1* Stern – bis zur Rückgabe hätte ich 5* Sterne vergeben
Bis zum 17.06.2026 hätte ich diesem Anbieter ohne Weiteres 5 Sterne gegeben. Ich war mit meinem Auto-Abo zufrieden und hatte sogar ernsthaft darüber nachgedacht, direkt ein weiteres Abo bei diesem Anbieter abzuschließen.
Dann kam die Rechnung.
Das Fahrzeug wurde am 11.05.2026 zurückgegeben. Bei der Rückgabe wurde ein Rückgabeprotokoll erstellt und von mir unterschrieben. Im ausdrücklich vorgesehenen Feld „Beschädigungen/Fehlteile“ wurden keine Schäden eingetragen.

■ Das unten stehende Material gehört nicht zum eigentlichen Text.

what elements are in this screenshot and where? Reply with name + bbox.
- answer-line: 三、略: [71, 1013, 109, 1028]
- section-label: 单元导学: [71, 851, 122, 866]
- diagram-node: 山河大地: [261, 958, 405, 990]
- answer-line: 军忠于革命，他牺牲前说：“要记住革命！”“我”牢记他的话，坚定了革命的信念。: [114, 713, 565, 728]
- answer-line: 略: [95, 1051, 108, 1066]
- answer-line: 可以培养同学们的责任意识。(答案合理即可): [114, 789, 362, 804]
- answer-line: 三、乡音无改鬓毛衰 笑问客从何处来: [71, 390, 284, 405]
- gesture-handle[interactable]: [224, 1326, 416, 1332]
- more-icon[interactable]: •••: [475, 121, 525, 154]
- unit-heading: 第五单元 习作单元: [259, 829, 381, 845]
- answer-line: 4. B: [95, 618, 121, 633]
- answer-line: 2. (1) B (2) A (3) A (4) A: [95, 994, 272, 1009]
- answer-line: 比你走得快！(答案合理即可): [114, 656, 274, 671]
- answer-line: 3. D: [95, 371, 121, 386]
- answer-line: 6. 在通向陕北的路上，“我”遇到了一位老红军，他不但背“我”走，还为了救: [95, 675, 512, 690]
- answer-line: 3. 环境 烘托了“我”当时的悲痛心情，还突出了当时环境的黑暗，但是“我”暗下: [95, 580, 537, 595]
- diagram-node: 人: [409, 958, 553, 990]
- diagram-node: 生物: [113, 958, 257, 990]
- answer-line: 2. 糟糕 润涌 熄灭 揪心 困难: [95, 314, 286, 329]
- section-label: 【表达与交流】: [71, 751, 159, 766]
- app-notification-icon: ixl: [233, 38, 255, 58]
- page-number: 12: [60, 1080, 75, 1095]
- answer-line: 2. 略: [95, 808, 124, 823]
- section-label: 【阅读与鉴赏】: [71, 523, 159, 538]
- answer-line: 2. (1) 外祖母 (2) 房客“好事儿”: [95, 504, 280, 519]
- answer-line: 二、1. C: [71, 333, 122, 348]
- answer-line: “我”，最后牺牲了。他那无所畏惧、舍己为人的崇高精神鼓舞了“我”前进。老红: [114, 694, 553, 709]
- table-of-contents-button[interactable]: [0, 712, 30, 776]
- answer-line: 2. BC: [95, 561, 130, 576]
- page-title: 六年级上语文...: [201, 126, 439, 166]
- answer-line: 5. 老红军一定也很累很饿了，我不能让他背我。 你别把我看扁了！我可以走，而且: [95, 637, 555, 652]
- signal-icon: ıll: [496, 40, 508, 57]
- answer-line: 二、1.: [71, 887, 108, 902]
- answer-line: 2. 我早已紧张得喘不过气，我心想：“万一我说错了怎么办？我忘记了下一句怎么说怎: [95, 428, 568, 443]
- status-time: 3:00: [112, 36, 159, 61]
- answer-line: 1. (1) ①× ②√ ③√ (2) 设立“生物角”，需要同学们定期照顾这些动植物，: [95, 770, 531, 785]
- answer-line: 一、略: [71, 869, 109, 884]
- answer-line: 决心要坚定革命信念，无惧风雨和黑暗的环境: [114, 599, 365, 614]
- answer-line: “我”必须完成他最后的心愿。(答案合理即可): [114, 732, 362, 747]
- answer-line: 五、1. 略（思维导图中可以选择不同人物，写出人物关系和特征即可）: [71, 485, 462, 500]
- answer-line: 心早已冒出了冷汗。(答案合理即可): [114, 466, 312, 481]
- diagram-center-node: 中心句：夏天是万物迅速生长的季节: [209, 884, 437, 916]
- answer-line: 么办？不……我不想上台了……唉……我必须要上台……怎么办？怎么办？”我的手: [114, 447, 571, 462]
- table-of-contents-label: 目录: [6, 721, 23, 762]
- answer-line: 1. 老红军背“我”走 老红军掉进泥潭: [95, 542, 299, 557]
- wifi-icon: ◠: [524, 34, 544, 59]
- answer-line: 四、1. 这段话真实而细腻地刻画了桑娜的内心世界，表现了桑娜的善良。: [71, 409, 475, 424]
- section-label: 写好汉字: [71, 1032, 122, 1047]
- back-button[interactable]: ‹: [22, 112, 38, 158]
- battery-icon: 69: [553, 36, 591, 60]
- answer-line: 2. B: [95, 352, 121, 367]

In den Rückgabeinformationen wurde außerdem angekündigt, dass zur Rückgabe in der Regel ein Gutachter beauftragt wird. Bei meiner Rückgabe war jedoch kein Gutachter vor Ort.
Stattdessen wurde das Fahrzeug erst am 15.05.2026, also vier Tage nach der Rückgabe, durch einen Sachverständigen begutachtet. Auf Grundlage dieses Gutachtens wurden mir anschließend 2.196,84 € für mehrere angebliche Schäden berechnet.
Besonders bemerkenswert: Ich hatte bei der Rückgabe den Kilometerstand mit Datum und genauer Uhrzeit fotografiert. Mein Foto zeigt 12.223,2 km. Im späteren Gutachten werden 12.223,8 km angegeben. Das Fahrzeug wurde zwischen Rückgabe und Begutachtung somit nachweislich noch 600 Meter bewegt.
Die Rechnung wurde allerdings erst am 17.06.2026, also 37 Tage nach der Rückgabe, gestellt. Mehr als fünf Wochen nach der Fahrzeugabgabe wurde ich somit völlig unerwartet mit einer Forderung von über 2.000 € konfrontiert.
Ich habe die Forderung daraufhin ausführlich bestritten und um Aufklärung gebeten. Trotzdem wurde die Angelegenheit an ein Inkassobüro übergeben. Auch dort wurden meine konkreten Fragen zur viertägigen Zeitspanne zwischen Rückgabe und Begutachtung und zur nachweislichen Fahrzeugbewegung nicht wirklich beantwortet. Stattdessen wurde im Wesentlichen darauf verwiesen, dass laut AGB das Gutachten Grundlage der Schadenabrechnung sei.
Nach mehrwöchiger Auseinandersetzung wurde die Forderung nun letztlich vollständig storniert. Am 19.08.2026 erhielt ich eine Stornorechnung über die kompletten 2.196,84 €.
Und genau das ist für mich der enttäuschendste Teil dieser Geschichte: Ich war ursprünglich ein zufriedener Kunde und hätte Drivio sogar weiterempfohlen. Ich war kurz davor, erneut ein Fahrzeug für unsere Fahrzeugflotte zu abonnieren. Durch diesen Vorgang wurde dieses Vertrauen jedoch vollständig zerstört.
Für mich hat dieser Umgang mit einem Kunden mit einem fairen und transparenten Verbraucherschutz wenig zu tun. Gerade bei einer Fahrzeugrückgabe sollte der Zustand des Fahrzeugs nachvollziehbar und möglichst unmittelbar dokumentiert werden. Eine mehrere Tage später vorgenommene Begutachtung, auf deren Grundlage dann mehr als 2.000 € gefordert und anschließend sogar ein Inkassobüro eingeschaltet wird, empfinde ich als äußerst problematisch.
Mein persönlicher Eindruck ist daher, dass hier der Verbraucherschutz mit Füßen getreten wird.
Positiv bleibt lediglich, dass die Forderung am Ende vollständig storniert wurde. Das ändert allerdings nichts daran, dass dieser Vorgang mein Vertrauen in den Anbieter nachhaltig beschädigt hat.
Bis zum 17.06.2026 wären es für mich 5*Sterne gewesen. Nach dieser Erfahrung kann ich leider nur 1* Stern vergeben.